An information handling system may include a serial interconnect to use differential, unidirectional, point-to-point signaling. With such signaling, a given signal line segment has only two transmit or receive connection points. A connection point at one end is provided with transmitter functionality, and a connection point at the other end is provided with receiver functionality. The data and address information for operations are typically embedded in packets. The unidirectional, differential, point-to-point interconnect approach is commonly used for variable packet length, single device to single device connections.
However, system memory topologies typically use single device to multiple devices connections—for example, a memory controller connected to multiple memory devices. To provide sufficient bandwidth, some memory topologies group multiple memory devices to respond to a single command and address to correspond to the bandwidth of the memory controller. Some memory devices such as dynamic random access memory (DRAM) interface to controllers using bus topologies and are optimized in such a way that implementing serial interfaces with the device can be difficult. For example, a native serial interface with multiple DRAMs would typically require a copy of the address information for each DRAM component. Memory controllers transmit data and address information for operations, but typically send one copy of the address information to multiple DRAM components. For a memory controller to operate in a fixed packet length serial point to point environment with multiple memory devices such as DRAM with native serial interfaces, the memory controller must send a copy of the address and control information for each DRAM component in order to maintain the point-to-point topology. This places a substantial burden on the memory controller.

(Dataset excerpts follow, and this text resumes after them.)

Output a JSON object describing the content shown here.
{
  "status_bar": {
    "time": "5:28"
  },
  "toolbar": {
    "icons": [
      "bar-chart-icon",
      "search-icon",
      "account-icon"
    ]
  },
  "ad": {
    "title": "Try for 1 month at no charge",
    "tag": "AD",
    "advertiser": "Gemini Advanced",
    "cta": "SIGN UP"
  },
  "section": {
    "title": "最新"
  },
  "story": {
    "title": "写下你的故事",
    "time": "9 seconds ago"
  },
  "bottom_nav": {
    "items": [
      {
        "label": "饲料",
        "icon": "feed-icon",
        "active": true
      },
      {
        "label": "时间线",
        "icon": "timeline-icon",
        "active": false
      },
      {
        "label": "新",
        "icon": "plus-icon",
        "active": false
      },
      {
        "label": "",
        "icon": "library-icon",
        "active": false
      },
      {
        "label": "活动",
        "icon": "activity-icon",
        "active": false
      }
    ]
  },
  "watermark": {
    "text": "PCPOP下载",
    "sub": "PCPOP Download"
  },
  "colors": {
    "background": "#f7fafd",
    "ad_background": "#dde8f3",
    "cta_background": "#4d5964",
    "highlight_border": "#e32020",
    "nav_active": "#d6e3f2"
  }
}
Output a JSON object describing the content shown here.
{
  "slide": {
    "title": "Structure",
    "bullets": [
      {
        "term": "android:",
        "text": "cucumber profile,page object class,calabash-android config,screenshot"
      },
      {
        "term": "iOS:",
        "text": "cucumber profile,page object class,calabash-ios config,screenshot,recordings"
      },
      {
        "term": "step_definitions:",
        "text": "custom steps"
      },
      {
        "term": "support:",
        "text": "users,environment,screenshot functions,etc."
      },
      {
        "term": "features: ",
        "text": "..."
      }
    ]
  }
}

To address such difficulties, approaches to serial interface topologies have been directed to multiplexing address information and write data on a single path. Other approaches have resorted to topologies that are not native serial interconnects, such as configurations that dispose all the memory devices in a parallel interface. However, multiplexing and using interconnects that are not point-to-point can require tradeoffs relating to one or more of speed, performance, efficiency, cost, complexity, device pin count, and scalability. Therefore, a need exists in the art for memory system architectures or memory topologies that address the difficulties of native point-to-point interfaces, while maintaining the unidirectional, differential and point-to-point topology.